In this article, we will survey the new algorithm design method called holographic algorithms. This method uses perfect matching as a basic coding technique to encode computations, and then the FKT-algorithm to carry out the final computation. A particularly innovative idea is to choose a set of linear basis vectors to express and interpret a desired computation. In effect the algorithm is designed to manipulate sums of perfect matchings in superpositions, while the speed up is achieved by cancellations among such "holographic mixes". These holographic algorithms are quite unlike anything before, except perhaps quantum algorithms. At the heart of the computation is a process of introducing and then canceling exponentially many computational fragments. But unlike quantum algorithms, these holographic algorithms produce classical polynomial time algorithms. So far this method has produced some exotic algorithms for problems which were not known to be in P previously, and minor variations of which are known to be NP-complete or NP-hard.

The most intriguing question is whether this new theory can lead to any collapse of complexity classes. We contend that our belief of NP != P is based on the sense and experience that the usual algorithmic paradigms are insufficient for NP-hard problems (we don't have strong lower bounds for general models of computation). But does our erstwhile experience apply to these new exotic algorithms? If the answer is no, then it is conceivable that the new methodology may lead to a radically revised conception of P vs. NP. Of course it is quite possible that the theory of holographic algorithms does not in the end lead to any collapse of complexity classes. But even in this eventuality, as Valiant suggested in [54], "any proof of P != NP may need to explain, and not only to imply, the unsolvability" of NP-hard problems using this approach.

"So far this method has produced some exotic algorithms for ... minor variations of [problems] which are known to be NP-complete or NP-hard."

Well, I guess all they have to show is that those "minor" variations don't take the problems out of NP-complete or NP-hard .... that should be pretty easy, right?

"'any proof of P != NP may need to explain, and not only to imply, the unsolvability' of NP-hard problems using this approach."

Uhm - so, when and if someone gets around to the Turing-award winning business of proving P != NP, that proof may need to specifically address this technique? And that makes the technique important?
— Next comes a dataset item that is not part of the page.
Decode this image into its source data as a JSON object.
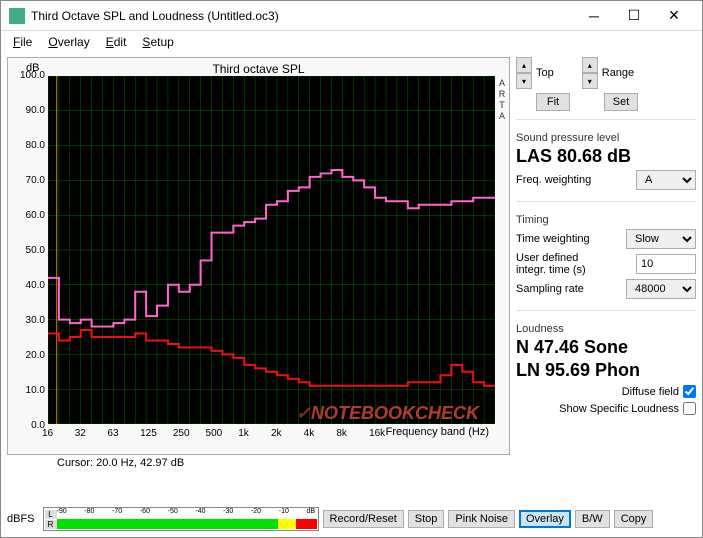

At first blush, I think there's a snake around here somewhere that's a quart low. The authors might be on to something, but they look bad in this extract. They might have found something ("exotic algorithms for problems which were not known to be in P previously") interesting, but P == NP seems like overselling it, and that casts doubt on the value of the whole enterprise.

(got that one from my algorithms course professor)

Still I think when the author says that P != NP proofs will have to address this I think he's right that that is important. It means that this is at the crux of the issue, either way it goes.

Actually, from what I understand, that's not the point at all! What is "holographic storage" btw?

The whole point being that the reference signal can be projected into the storage and match found in a single pulse. Holographic algorithms deal generally with algorithms based on interference, so they might not directly relate to a physical storage device but the principles are similar.